ViTAE-Transformer / DeepSolo

The official repo for [CVPR'23] "DeepSolo: Let Transformer Decoder with Explicit Points Solo for Text Spotting" & [ArXiv'23] "DeepSolo++: Let Transformer Decoder with Explicit Points Solo for Multilingual Text Spotting"
Other
248 stars 34 forks source link

Not implemented on the CPU #22

Open Shamaseen-iotistic opened 1 year ago

Shamaseen-iotistic commented 1 year ago

I have tried to run the code on the CPU by adding this line of code:

cfg = setup_cfg(config_file)
cfg.defrost()
cfg.MODEL.DEVICE='cpu'

but i got this error :

DeepSolo/adet/layers/ms_deform_attn.py:24, in _MSDeformAttnFunction.forward(ctx, value, value_spatial_shapes, value_level_start_index, sampling_locations, attention_weights, im2col_step)
     21 @staticmethod
     22 def forward(ctx, value, value_spatial_shapes, value_level_start_index, sampling_locations, attention_weights, im2col_step):
     23     ctx.im2col_step = im2col_step
---> 24     output = _C.ms_deform_attn_forward(
     25         value, value_spatial_shapes, value_level_start_index, sampling_locations, attention_weights, ctx.im2col_step)
     26     ctx.save_for_backward(value, value_spatial_shapes, value_level_start_index, sampling_locations, attention_weights)
     27     return output
RuntimeError: Not implemented on the CPU

is there any way to run this code on the CPU???

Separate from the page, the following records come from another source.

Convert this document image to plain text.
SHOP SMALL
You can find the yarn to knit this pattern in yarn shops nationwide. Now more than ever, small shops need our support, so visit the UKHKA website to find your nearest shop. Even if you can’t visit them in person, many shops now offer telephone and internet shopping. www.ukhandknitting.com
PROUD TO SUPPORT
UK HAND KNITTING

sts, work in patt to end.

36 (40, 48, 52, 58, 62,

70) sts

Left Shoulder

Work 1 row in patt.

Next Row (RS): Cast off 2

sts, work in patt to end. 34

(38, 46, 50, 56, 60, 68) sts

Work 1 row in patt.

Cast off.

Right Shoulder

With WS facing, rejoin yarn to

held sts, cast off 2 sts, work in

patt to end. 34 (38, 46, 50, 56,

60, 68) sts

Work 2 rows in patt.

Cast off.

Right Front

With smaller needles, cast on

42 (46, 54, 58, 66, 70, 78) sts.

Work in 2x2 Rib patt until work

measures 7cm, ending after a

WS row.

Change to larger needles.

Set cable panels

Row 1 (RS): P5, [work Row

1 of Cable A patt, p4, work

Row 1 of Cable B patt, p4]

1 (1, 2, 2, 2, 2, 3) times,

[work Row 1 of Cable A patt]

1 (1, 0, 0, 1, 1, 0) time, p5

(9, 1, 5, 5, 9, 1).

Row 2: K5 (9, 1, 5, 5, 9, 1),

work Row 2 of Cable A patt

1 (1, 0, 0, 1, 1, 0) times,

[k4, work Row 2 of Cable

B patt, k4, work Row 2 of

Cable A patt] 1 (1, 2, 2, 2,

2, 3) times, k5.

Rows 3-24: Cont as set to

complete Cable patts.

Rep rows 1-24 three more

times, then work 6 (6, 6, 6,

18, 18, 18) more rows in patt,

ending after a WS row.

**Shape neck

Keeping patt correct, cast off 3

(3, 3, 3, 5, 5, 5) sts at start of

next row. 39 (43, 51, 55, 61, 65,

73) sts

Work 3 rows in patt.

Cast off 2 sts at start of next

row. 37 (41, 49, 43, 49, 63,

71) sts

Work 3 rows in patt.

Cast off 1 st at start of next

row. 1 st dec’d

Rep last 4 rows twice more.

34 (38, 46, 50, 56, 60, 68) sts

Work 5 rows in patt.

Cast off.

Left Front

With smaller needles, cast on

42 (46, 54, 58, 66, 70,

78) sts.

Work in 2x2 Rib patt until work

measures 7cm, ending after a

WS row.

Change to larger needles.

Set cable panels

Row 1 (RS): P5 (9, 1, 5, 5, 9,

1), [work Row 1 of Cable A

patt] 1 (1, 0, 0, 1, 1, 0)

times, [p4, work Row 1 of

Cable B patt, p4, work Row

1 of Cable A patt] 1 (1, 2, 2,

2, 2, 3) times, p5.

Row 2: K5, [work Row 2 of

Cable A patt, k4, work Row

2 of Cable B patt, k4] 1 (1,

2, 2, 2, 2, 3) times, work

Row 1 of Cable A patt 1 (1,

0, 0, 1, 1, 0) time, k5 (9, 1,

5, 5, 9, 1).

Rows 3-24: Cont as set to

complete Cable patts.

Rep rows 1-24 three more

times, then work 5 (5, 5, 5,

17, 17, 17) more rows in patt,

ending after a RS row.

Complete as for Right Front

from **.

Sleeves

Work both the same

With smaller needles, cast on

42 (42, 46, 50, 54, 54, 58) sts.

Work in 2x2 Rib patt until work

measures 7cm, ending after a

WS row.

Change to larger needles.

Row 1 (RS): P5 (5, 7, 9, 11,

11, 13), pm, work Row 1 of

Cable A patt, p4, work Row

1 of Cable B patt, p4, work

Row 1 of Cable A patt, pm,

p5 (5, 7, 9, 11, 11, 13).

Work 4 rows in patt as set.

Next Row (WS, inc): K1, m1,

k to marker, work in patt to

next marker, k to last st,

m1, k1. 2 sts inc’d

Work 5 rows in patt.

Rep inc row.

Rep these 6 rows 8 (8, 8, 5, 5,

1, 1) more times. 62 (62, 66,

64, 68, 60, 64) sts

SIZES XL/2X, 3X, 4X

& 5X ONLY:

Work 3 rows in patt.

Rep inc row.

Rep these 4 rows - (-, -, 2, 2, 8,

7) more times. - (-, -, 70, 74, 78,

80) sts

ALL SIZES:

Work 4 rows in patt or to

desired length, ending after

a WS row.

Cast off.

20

EvilGarfield commented 1 year ago

Facing the same issue. A workaround for using this on CPU only would be greatly appreciated.

EvilGarfield commented 1 year ago

I solved the issue by adding a definition for the multi scale deformable in .\adet\layers\ms_deform_attn.py

def multi_scale_deformable_attn_pytorch(
        value: torch.Tensor, value_spatial_shapes: torch.Tensor,
        sampling_locations: torch.Tensor,
        attention_weights: torch.Tensor) -> torch.Tensor:
    """CPU version of multi-scale deformable attention.

    Args:
        value (torch.Tensor): The value has shape
            (bs, num_keys, num_heads, embed_dims//num_heads)
        value_spatial_shapes (torch.Tensor): Spatial shape of
            each feature map, has shape (num_levels, 2),
            last dimension 2 represent (h, w)
        sampling_locations (torch.Tensor): The location of sampling points,
            has shape
            (bs ,num_queries, num_heads, num_levels, num_points, 2),
            the last dimension 2 represent (x, y).
        attention_weights (torch.Tensor): The weight of sampling points used
            when calculate the attention, has shape
            (bs ,num_queries, num_heads, num_levels, num_points),

    Returns:
        torch.Tensor: has shape (bs, num_queries, embed_dims)
    """

    bs, _, num_heads, embed_dims = value.shape
    _, num_queries, num_heads, num_levels, num_points, _ =\
        sampling_locations.shape
    value_list = value.split([H_ * W_ for H_, W_ in value_spatial_shapes],
                             dim=1)
    sampling_grids = 2 * sampling_locations - 1
    sampling_value_list = []
    for level, (H_, W_) in enumerate(value_spatial_shapes):
        # bs, H_*W_, num_heads, embed_dims ->
        # bs, H_*W_, num_heads*embed_dims ->
        # bs, num_heads*embed_dims, H_*W_ ->
        # bs*num_heads, embed_dims, H_, W_
        value_l_ = value_list[level].flatten(2).transpose(1, 2).reshape(
            bs * num_heads, embed_dims, H_, W_)
        # bs, num_queries, num_heads, num_points, 2 ->
        # bs, num_heads, num_queries, num_points, 2 ->
        # bs*num_heads, num_queries, num_points, 2
        sampling_grid_l_ = sampling_grids[:, :, :,
                                          level].transpose(1, 2).flatten(0, 1)
        # bs*num_heads, embed_dims, num_queries, num_points
        sampling_value_l_ = F.grid_sample(
            value_l_,
            sampling_grid_l_,
            mode='bilinear',
            padding_mode='zeros',
            align_corners=False)
        sampling_value_list.append(sampling_value_l_)
    # (bs, num_queries, num_heads, num_levels, num_points) ->
    # (bs, num_heads, num_queries, num_levels, num_points) ->
    # (bs, num_heads, 1, num_queries, num_levels*num_points)
    attention_weights = attention_weights.transpose(1, 2).reshape(
        bs * num_heads, 1, num_queries, num_levels * num_points)
    output = (torch.stack(sampling_value_list, dim=-2).flatten(-2) *
              attention_weights).sum(-1).view(bs, num_heads * embed_dims,
                                              num_queries)
    return output.transpose(1, 2).contiguous()

and then changed the line

class _MSDeformAttnFunction(torch.autograd.Function):
    @staticmethod
    ...
        output = _C.ms_deform_attn_forward(
            value, value_spatial_shapes, value_level_start_index, sampling_locations, attention_weights, ctx.im2col_step)
    ...

with output = multi_scale_deformable_attn_pytorch(value, value_spatial_shapes, sampling_locations, attention_weights)